Transition to Alternation of Generations
  • In a zygotic life cycle, the zygote undergoes meiosis immediately.
  • For alternation of generations, the zygote undergoes mitosis to form a sporophyte.
Embryophytes
  • Streptophyte plants with plasmodesmata, egg retention, and alternation of generations are embryophytes.
  • Embryophytes: Land plants.
  • The ancestor of all land plants probably looked similar to stoneworts but evolved to have alternation of generations.

Adaptations of Embryophytes

  • The rest of the unit focuses on how embryophytes adapted to dry environments.

Essential Concepts

  • Understand that alternation of generations looks different from Ulva's.
    • In chlorophytes, gametes fuse loose in the environment.
    • A protected embryosporophyte is only possible with egg retention.
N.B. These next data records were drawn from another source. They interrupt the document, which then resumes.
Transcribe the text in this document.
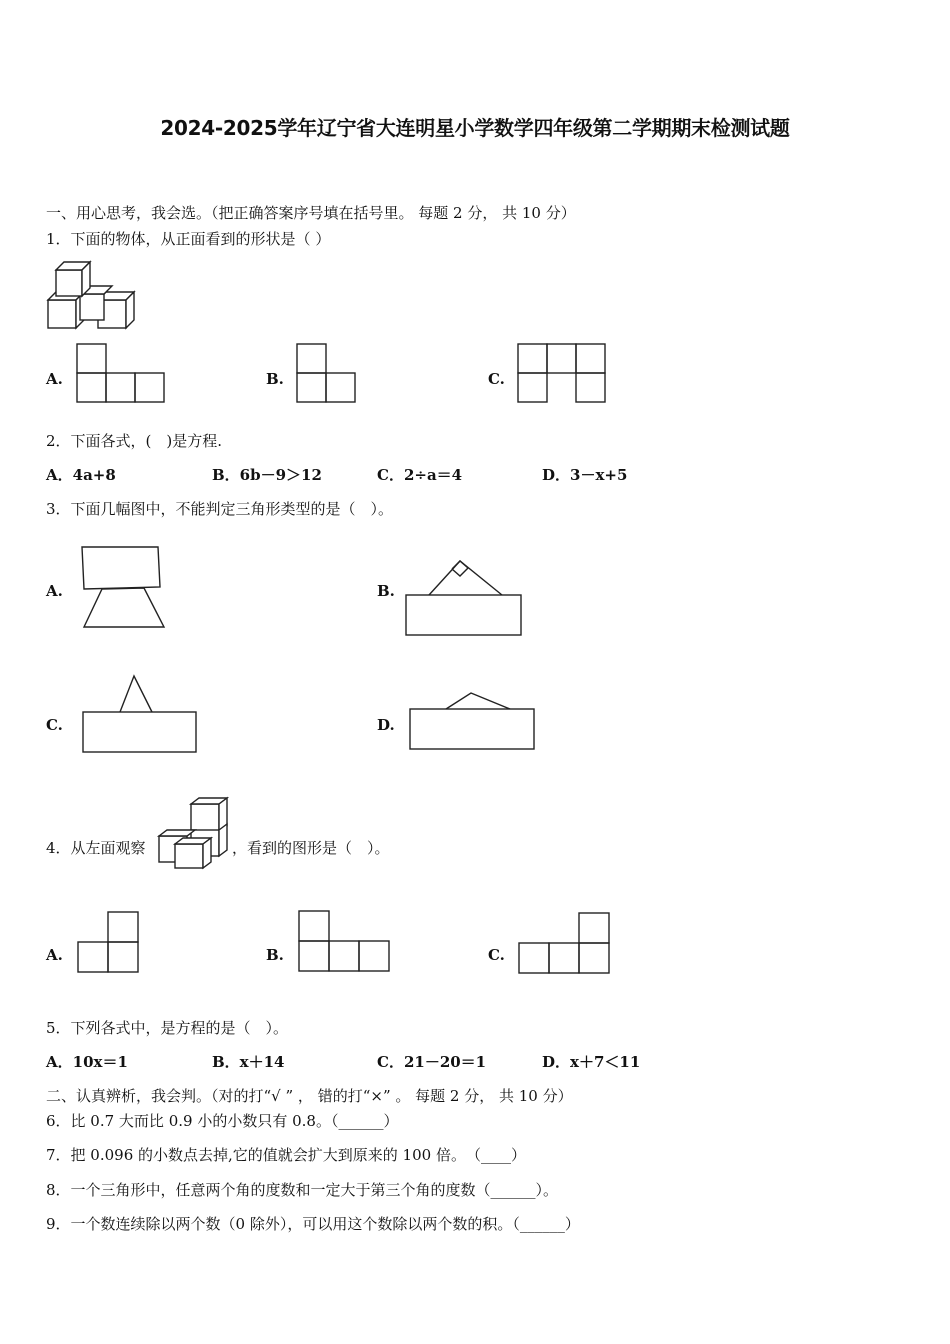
2024-2025学年辽宁省大连明星小学数学四年级第二学期期末检测试题
一、用心思考，我会选。（把正确答案序号填在括号里。 每题 2 分， 共 10 分）
1．下面的物体，从正面看到的形状是（ ）
A.	B.	C.
2．下面各式，(　)是方程.
A．4a+8	B．6b－9＞12	C．2÷a＝4	D．3－x+5
3．下面几幅图中，不能判定三角形类型的是（　）。
A.	B.
C.	D.
4．从左面观察	，看到的图形是（　）。
A.	B.	C.
5．下列各式中，是方程的是（　）。
A．10x＝1	B．x＋14	C．21－20＝1	D．x＋7＜11
二、认真辨析，我会判。（对的打“√ ” ， 错的打“×” 。 每题 2 分， 共 10 分）
6．比 0.7 大而比 0.9 小的小数只有 0.8。（______）
7．把 0.096 的小数点去掉,它的值就会扩大到原来的 100 倍。　（____）
8．一个三角形中，任意两个角的度数和一定大于第三个角的度数（______）。
9．一个数连续除以两个数（0 除外），可以用这个数除以两个数的积。（______）
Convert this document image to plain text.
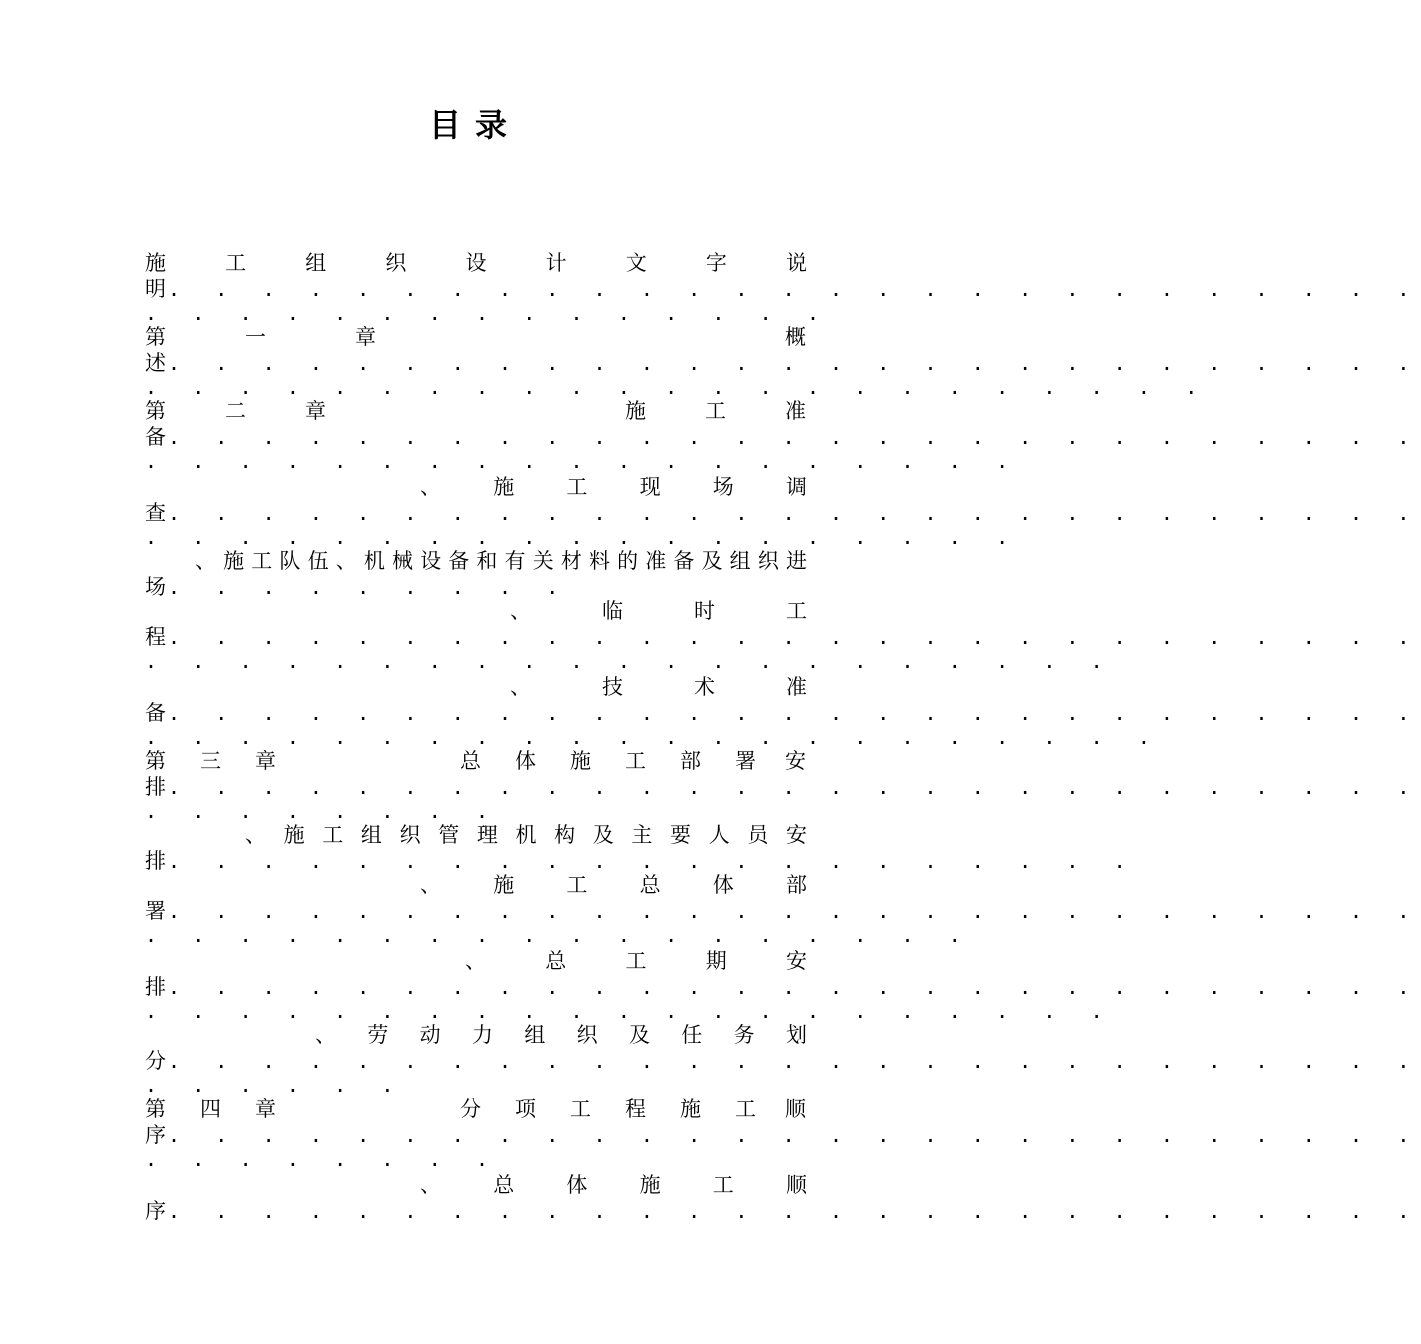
目录
施	工	组	织	设	计	文	字	说
明 . . . . . . . . . . . . . . . . . . . . . . . . . . .
. . . . . . . . . . . . . . .
第	一	章	概
述 . . . . . . . . . . . . . . . . . . . . . . . . . . .
. . . . . . . . . . . . . . . . . . . . . . .
第	二	章	施	工	准
备 . . . . . . . . . . . . . . . . . . . . . . . . . . .
. . . . . . . . . . . . . . . . . . .
、 施 工 现 场 调
查 . . . . . . . . . . . . . . . . . . . . . . . . . . .
. . . . . . . . . . . . . . . . . . .
、 施 工 队 伍 、 机 械 设 备 和 有 关 材 料 的 准 备 及 组 织 进
场 . . . . . . . . .
、	临	时	工
程 . . . . . . . . . . . . . . . . . . . . . . . . . . .
. . . . . . . . . . . . . . . . . . . . .
、	技	术	准
备 . . . . . . . . . . . . . . . . . . . . . . . . . . .
. . . . . . . . . . . . . . . . . . . . . .
第 三 章	总 体 施 工 部 署 安
排 . . . . . . . . . . . . . . . . . . . . . . . . . . .
. . . . . . . .
、 施 工 组 织 管 理 机 构 及 主 要 人 员 安
排 . . . . . . . . . . . . . . . . . . . . .
、 施 工 总 体 部
署 . . . . . . . . . . . . . . . . . . . . . . . . . . .
. . . . . . . . . . . . . . . . . .
、	总	工	期	安
排 . . . . . . . . . . . . . . . . . . . . . . . . . . .
. . . . . . . . . . . . . . . . . . . . .
、 劳 动 力 组 织 及 任 务 划
分 . . . . . . . . . . . . . . . . . . . . . . . . . . .
. . . . . .
第 四 章	分 项 工 程 施 工 顺
序 . . . . . . . . . . . . . . . . . . . . . . . . . . .
. . . . . . . .
、 总 体 施 工 顺
序 . . . . . . . . . . . . . . . . . . . . . . . . . . .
Archegonia and Antheridium

  • Gametangia that produces an egg is called archegonia (female gametangia).
  • Gametangia that makes sperm are the antheridium.
  • In embryophytes, the archegonia produces and retains the egg. The antheridium makes and releases lots of sperm into the environment.

Derived Conditions of Embryophytes

  • Zygote does not do meiosis. It does mitosis to make a multicellular embryonic sporophyte plant which gets nourished and retained in the gametophyte tissues.

Formal Designation

  • Embryophyte is a term used to emphasize this key feature.
  • Informal grouping: vascular and nonvascular plants.
  • Vascular plants are a clade. Nonvascular plants are not.
  • Clade name for vascular plants: tracheophyte.

Nonvascular Plants

  • All are very small and require a lot of water.
  • Cannot support a body with much mass: they will collapse under their own mass.

Lignin

  • Lack lignin, preventing them from getting very tall.
  • Lignin is part of the cell wall of xylem tissue in vascular plants. Lignin provides tensile strength to cellulose in plant cells to hold up a heavy mass.

Dominant Generation

  • Dominant generation: the plant you see most often in nature.
  • These small nonvascular plants have a dominant gametophyte. Gametophyte is the greener and longer lived plant.
  • The sporophyte is really, really small.
  • Sporophytes are permanently attached to the gametophyte parent and dependent on it for nutrition and support.

Symbiotic Associations

  • Symbiotic associations with cyanobacteria.
  • Key role of cyanobacteria: nitrogen fixation.